A more relatable plot point for him is Peter having his Spidey secret identity outed and dealing with being in the public eye.

On a recent night out in New York City, Holland says he and Zendaya “were followed by, like, 15 people. That’s never going to feel normal. And it’s always going to make me feel funny, but we’re doing it together.”

He counts Zendaya — who, like Holland, has been performing since childhood — as one person who has been “really instrumental in the sanity that I have right now and the fact that I have not lost my mind.”

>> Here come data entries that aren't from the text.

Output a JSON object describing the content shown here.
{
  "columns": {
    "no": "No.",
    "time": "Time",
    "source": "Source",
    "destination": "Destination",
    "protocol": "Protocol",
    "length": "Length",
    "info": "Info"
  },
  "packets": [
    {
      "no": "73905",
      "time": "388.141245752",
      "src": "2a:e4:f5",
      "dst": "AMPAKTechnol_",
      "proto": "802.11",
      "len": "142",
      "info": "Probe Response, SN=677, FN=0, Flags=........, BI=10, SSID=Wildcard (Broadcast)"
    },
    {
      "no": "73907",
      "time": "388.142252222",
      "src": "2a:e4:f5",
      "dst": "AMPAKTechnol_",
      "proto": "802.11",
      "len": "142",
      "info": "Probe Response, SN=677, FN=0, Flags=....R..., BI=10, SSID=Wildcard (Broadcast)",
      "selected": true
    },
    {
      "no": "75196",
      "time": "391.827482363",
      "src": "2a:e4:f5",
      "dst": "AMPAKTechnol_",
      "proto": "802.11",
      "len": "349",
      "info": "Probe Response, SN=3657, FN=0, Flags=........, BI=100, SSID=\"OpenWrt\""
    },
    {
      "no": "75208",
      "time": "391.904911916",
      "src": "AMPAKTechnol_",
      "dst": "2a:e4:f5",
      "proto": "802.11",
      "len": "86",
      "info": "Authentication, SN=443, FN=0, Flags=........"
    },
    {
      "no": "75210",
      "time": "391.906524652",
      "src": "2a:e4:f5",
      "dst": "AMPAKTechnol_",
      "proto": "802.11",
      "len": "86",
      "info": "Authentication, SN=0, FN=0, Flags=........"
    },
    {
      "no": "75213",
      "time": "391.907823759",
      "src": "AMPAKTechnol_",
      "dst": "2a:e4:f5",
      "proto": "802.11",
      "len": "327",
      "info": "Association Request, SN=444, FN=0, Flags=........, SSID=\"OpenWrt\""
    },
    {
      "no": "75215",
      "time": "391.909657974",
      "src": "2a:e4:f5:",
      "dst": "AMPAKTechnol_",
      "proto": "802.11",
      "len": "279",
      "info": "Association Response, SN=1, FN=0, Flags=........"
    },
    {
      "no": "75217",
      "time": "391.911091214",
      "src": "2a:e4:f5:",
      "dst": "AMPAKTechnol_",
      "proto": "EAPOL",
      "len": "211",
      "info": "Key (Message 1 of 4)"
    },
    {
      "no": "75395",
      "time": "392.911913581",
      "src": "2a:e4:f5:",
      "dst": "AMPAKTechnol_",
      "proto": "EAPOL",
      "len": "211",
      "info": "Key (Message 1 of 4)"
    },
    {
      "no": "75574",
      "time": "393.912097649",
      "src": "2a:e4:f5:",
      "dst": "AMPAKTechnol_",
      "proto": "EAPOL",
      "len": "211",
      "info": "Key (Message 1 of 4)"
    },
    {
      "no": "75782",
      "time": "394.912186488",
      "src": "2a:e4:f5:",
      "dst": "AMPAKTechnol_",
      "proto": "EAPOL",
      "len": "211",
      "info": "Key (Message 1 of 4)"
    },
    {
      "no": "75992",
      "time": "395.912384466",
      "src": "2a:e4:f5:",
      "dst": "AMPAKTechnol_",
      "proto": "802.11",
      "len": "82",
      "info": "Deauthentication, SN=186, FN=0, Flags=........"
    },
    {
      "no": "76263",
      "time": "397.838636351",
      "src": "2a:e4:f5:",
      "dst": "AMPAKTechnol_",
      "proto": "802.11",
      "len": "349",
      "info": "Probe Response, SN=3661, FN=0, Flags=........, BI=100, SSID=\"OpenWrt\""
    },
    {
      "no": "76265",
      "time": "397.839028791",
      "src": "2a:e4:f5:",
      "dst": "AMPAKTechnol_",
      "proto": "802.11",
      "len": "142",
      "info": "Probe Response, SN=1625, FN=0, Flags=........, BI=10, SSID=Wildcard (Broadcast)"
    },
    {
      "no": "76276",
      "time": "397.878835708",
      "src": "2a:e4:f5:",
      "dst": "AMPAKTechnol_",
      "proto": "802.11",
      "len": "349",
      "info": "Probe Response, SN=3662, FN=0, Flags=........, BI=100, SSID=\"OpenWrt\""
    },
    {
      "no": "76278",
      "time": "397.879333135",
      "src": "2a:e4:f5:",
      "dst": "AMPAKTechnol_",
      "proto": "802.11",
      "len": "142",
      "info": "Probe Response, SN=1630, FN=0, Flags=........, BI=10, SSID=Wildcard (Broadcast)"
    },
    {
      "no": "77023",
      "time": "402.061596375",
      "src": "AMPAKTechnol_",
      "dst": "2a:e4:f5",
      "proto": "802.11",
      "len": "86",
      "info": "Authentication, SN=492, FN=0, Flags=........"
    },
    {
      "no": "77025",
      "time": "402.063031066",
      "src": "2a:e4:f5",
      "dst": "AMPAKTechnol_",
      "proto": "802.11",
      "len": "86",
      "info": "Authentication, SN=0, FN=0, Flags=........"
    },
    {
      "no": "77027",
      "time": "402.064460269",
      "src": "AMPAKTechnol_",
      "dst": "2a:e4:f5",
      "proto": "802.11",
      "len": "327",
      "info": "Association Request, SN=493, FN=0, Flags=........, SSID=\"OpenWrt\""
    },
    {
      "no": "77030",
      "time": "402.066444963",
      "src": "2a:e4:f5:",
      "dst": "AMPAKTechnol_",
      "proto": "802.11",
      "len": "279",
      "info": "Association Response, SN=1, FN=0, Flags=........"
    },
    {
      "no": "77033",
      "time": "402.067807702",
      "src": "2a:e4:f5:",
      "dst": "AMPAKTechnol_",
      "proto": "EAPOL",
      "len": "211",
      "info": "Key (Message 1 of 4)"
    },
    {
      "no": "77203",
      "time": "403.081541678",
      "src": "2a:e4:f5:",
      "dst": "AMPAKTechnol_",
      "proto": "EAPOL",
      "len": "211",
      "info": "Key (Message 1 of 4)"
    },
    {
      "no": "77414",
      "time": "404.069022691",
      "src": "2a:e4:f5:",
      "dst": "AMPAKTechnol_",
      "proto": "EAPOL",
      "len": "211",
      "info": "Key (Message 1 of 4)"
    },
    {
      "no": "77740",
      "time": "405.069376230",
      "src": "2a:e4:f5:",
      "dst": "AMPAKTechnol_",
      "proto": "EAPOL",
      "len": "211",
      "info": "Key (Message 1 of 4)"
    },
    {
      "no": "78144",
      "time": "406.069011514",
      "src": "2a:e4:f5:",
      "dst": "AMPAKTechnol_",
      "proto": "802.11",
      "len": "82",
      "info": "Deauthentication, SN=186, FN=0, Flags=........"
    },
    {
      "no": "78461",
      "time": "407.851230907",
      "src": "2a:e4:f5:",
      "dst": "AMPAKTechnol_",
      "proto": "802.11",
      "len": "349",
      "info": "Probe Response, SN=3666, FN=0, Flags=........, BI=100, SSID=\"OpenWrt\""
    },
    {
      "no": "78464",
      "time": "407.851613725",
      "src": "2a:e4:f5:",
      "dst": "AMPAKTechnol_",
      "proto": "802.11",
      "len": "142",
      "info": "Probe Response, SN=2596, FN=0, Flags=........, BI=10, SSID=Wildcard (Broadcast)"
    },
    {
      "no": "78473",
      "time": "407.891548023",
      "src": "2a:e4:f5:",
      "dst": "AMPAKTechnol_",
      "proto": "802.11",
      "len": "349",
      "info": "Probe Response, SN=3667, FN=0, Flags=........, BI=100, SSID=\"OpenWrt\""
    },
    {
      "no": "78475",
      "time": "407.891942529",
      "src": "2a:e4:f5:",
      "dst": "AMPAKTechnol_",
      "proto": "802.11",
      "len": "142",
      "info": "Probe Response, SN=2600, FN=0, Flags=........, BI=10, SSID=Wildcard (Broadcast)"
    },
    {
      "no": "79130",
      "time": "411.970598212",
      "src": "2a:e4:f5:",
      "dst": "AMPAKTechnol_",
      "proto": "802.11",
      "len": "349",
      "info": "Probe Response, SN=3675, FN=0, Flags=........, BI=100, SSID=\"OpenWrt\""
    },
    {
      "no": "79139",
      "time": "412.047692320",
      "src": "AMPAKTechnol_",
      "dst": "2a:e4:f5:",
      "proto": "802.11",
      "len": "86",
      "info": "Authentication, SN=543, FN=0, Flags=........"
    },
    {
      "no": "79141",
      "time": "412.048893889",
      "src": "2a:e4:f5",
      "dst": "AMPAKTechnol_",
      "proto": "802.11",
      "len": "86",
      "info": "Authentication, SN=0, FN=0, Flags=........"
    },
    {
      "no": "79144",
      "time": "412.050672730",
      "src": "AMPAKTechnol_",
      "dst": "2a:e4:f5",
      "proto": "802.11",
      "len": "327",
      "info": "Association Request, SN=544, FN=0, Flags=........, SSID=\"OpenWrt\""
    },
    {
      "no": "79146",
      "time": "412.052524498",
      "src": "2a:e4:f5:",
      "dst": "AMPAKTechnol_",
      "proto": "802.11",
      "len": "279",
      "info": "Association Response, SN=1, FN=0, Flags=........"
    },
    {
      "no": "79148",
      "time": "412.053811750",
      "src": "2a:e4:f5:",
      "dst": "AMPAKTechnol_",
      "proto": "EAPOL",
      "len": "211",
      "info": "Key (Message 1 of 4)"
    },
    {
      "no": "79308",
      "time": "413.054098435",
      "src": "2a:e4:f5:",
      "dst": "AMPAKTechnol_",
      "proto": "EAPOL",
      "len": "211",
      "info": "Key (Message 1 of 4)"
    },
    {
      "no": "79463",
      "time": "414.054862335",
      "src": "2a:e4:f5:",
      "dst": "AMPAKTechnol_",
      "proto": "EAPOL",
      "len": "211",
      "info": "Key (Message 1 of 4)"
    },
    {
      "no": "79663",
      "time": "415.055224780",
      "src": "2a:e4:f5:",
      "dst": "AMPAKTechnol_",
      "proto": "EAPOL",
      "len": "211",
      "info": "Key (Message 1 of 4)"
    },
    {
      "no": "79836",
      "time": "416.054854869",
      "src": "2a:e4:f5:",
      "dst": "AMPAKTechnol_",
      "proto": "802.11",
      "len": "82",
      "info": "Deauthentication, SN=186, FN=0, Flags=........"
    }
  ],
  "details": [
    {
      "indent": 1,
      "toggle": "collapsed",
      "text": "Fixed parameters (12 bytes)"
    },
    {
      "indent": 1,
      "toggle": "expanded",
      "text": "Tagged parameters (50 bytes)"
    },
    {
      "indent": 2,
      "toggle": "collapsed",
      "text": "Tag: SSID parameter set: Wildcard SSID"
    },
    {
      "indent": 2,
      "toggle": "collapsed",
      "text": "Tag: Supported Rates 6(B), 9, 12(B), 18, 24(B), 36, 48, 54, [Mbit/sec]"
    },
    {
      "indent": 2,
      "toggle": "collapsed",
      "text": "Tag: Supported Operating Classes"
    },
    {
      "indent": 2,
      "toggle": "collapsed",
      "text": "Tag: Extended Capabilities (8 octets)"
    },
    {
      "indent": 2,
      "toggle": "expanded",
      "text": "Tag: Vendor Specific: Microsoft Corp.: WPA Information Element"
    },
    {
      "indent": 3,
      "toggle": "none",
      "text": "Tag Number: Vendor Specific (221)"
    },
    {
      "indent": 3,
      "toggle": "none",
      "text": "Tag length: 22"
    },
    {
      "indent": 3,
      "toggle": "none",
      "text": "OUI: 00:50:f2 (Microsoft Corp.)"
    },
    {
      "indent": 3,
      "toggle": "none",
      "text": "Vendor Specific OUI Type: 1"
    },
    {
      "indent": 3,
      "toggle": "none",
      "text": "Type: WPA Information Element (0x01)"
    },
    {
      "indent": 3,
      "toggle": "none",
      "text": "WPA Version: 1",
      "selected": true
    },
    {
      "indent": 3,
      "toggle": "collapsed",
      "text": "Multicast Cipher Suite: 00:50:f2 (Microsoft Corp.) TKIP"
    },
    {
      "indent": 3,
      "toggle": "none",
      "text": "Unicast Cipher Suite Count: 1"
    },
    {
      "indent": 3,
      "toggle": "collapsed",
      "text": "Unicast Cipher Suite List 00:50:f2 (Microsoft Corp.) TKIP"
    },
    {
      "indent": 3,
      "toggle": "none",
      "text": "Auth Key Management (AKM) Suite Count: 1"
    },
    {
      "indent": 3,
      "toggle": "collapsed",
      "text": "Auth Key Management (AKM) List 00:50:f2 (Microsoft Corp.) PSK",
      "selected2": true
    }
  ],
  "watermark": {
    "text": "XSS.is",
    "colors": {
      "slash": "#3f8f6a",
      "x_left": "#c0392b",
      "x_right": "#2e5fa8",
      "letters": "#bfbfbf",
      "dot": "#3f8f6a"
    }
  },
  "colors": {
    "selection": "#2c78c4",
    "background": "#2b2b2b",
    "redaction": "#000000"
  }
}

Holland says he “actually gained a lot more patience” and developed a “chill” attitude this year, “whereas before I used to get really, really worked up about things that are way, way out of my control.”

Next up, he plays opposite Mark Wahlberg in the action-adventure “Uncharted” (in theaters Feb. 18), produces and stars in the coming Apple TV+ anthology series “The Crowded Room” and has signed to star as song-and-dance man Fred Astaire in a biopic. Of playing Astaire, he says he likes the “responsibility” of introducing a Hollywood legend to a younger generation.

“It’s also just nice for me to put the tap shoes back on,” says the actor, who got his start in a West End production of “Billy Elliot: The Musical.”

“We’re still at very, very early stages, looking for directors, which is really exciting. It’s also very stressful. I miss the days where you get a job and just get told who you’re working with.”